それは、少女も被験者だったから、そして、唯一の成功例だったからだ。


この施設では多くの実験が行われていたが、少女に施された実験は「全ての魔法を使える最強の魔導兵士」を作る実験だった。


何年もの間、失敗続きだったこの実験もようやく成功を迎えた。


そして、終わった。


研究員達が、自分達では制御する事が出来ない、とんでもない代物を生み出してしまった事に気付いた時には、既に遅かった。
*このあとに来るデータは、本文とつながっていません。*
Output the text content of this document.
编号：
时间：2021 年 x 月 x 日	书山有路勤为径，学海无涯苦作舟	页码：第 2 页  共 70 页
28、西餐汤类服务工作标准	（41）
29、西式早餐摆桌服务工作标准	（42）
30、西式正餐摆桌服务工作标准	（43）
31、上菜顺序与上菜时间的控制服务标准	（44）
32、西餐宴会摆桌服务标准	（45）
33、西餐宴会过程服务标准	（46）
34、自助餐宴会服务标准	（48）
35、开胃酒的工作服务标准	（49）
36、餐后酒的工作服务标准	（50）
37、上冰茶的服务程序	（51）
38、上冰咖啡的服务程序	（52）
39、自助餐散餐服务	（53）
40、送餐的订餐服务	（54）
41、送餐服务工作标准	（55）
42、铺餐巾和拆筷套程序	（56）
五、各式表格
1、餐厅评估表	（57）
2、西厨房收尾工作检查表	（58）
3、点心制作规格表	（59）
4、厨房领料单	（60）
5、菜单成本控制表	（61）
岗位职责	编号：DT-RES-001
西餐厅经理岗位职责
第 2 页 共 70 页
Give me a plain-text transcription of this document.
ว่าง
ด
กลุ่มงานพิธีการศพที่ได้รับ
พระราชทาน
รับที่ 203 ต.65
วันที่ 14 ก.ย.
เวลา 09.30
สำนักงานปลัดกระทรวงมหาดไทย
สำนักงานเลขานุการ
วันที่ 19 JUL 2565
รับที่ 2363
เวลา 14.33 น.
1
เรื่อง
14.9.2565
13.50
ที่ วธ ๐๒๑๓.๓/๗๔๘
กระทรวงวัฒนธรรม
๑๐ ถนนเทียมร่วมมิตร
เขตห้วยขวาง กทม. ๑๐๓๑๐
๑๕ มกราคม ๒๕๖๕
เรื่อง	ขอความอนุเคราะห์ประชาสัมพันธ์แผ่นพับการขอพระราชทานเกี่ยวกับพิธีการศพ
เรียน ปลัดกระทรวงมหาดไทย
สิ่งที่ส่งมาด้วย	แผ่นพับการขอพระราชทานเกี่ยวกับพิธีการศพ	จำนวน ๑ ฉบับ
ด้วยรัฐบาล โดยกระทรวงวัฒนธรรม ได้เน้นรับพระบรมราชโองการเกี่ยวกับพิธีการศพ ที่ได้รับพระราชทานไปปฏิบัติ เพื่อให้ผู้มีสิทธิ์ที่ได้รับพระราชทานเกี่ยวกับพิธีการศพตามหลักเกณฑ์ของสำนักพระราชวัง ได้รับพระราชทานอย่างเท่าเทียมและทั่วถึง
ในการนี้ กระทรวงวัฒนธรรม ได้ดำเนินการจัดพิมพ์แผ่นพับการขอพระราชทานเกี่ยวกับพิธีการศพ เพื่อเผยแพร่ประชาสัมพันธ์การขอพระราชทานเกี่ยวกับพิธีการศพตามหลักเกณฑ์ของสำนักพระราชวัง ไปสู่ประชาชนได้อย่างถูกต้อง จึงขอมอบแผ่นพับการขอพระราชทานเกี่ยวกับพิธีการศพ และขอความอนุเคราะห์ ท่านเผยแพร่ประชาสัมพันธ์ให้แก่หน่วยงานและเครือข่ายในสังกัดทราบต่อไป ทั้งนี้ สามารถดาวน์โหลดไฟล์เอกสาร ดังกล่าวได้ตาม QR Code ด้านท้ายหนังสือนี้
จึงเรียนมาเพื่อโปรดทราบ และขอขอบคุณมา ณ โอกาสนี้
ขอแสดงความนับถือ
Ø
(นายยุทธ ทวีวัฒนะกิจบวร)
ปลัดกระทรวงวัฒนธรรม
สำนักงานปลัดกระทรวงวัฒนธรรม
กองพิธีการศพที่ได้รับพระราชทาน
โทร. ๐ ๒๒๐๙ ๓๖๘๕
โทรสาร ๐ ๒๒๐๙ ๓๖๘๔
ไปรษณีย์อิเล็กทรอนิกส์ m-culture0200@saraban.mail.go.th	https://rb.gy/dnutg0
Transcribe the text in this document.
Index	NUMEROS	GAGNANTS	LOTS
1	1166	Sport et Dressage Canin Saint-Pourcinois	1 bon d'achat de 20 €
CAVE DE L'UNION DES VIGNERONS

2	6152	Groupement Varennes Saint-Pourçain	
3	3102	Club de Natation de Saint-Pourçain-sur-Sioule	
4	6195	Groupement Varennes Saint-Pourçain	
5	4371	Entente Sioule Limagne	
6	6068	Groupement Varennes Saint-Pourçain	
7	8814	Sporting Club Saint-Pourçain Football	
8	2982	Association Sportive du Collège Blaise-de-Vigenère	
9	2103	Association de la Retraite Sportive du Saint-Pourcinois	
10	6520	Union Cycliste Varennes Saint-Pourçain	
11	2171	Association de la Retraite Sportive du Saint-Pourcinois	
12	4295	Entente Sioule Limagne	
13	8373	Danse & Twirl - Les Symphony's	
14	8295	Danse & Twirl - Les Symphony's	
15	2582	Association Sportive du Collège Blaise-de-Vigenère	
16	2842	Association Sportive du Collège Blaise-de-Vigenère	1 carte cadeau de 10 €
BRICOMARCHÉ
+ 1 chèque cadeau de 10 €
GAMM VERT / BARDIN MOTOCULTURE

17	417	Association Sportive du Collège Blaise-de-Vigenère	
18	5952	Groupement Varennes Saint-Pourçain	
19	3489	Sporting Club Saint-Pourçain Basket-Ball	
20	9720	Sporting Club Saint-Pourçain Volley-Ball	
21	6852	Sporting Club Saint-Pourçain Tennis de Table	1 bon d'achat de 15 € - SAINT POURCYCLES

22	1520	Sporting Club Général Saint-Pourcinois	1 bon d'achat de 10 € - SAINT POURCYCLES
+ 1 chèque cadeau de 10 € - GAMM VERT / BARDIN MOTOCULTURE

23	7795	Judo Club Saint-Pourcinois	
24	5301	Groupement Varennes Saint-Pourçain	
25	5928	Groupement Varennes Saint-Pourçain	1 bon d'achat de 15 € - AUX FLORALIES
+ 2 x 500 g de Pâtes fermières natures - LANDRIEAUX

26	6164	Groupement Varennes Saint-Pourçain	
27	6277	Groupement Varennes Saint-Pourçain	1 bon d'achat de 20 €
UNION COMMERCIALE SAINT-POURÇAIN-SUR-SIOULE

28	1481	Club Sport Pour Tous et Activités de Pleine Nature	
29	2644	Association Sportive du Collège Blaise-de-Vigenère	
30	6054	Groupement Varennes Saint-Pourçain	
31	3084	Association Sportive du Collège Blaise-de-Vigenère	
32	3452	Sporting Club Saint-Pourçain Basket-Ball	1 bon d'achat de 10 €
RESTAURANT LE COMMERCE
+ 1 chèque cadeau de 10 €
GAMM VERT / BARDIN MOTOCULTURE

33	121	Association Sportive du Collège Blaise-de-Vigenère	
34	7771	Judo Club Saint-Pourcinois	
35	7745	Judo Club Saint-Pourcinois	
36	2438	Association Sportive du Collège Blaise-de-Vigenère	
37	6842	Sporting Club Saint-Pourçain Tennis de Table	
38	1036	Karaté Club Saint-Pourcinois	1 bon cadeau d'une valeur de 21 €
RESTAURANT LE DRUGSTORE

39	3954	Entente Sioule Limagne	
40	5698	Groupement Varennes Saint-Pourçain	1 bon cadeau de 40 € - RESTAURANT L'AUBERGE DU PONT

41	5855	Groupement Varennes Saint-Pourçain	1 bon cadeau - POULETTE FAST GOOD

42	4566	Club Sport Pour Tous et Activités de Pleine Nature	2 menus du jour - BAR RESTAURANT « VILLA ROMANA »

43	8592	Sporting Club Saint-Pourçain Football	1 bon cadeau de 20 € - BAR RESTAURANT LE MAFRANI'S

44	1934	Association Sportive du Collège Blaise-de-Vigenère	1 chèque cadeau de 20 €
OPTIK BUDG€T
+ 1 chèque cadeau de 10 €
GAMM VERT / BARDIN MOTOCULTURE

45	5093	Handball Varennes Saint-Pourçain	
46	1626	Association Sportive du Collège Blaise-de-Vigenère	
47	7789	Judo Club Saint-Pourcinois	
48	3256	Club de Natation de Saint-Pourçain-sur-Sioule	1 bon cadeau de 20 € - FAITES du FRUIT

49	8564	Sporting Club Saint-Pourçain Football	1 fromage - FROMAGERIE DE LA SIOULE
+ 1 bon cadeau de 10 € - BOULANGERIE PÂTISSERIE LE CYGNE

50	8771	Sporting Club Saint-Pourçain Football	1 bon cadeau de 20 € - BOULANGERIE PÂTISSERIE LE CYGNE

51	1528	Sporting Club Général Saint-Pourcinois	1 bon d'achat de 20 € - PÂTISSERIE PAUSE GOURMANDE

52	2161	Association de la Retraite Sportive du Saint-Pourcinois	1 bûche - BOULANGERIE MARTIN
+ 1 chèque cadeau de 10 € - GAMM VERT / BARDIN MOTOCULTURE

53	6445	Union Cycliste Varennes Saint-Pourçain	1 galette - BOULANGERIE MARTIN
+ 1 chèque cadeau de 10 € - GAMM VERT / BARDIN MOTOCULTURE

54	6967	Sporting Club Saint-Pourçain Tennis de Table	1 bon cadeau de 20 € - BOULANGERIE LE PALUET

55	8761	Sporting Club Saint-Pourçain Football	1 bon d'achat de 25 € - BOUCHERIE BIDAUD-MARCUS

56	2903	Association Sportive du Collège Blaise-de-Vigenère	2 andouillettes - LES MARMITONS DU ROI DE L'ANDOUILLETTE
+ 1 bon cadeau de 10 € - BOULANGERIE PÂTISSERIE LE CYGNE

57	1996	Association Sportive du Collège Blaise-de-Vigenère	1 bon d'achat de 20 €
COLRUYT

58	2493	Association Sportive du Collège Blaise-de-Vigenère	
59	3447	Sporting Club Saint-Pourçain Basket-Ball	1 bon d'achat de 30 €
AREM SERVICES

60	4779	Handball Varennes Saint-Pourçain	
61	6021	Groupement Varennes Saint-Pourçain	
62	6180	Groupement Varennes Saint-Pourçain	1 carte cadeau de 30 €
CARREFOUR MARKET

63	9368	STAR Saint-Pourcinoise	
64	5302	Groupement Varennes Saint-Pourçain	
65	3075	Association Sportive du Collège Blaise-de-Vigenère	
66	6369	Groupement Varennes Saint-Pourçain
生まれた時からこの施設で育った少女は、まともな教育も受けずに育った。


それは、道徳心や善悪の区別がつかない程に。


力を手にした少女は、興味が赴くまま外へと向かう。


それを止めようとした研究員を殺戮しながら。


次々と出てくる、自分の行く手を阻む邪魔者に嫌気が差した少女は、施設内全ての者を対象に魔法を放った。


少しでも自分の行く手を邪魔する可能性のある物を排除するためだ。


そこには悪意の欠片も無い。


もしもここで、自分は邪魔をするつもりは無い、と意思表示する者がいたのなら、その者はきっと生きていただろう。


少女にとってはその程度の事だったのだ。


そもそも、全ての人間にその機会が与えられた訳では無いが。


多くの者は何が起こっているか理解出来ないまま息絶えていったのだから。


こうして施設内を血の海に変えた少女は、ここを去った。


施設内で見つけた、血のタップリ染み込んだ魔法鞄を持って。




木漏れ日が降り注ぎ、緑の絨毯がその陽を受けてキラキラと光る。


そんな清涼な空気に包まれた森の中を、ひとり歩く少女。


セミロングの栗色の髪。まだまだ幼さの残る顔。淡い青色のワンピースを身に纏い、肩から鞄を提げている。


「・・・どこに行こう?」


彼女の名前はD536号。


後に自らアリスと名乗り、また人々の間で[無邪気な恐怖]と噂される事になる存在。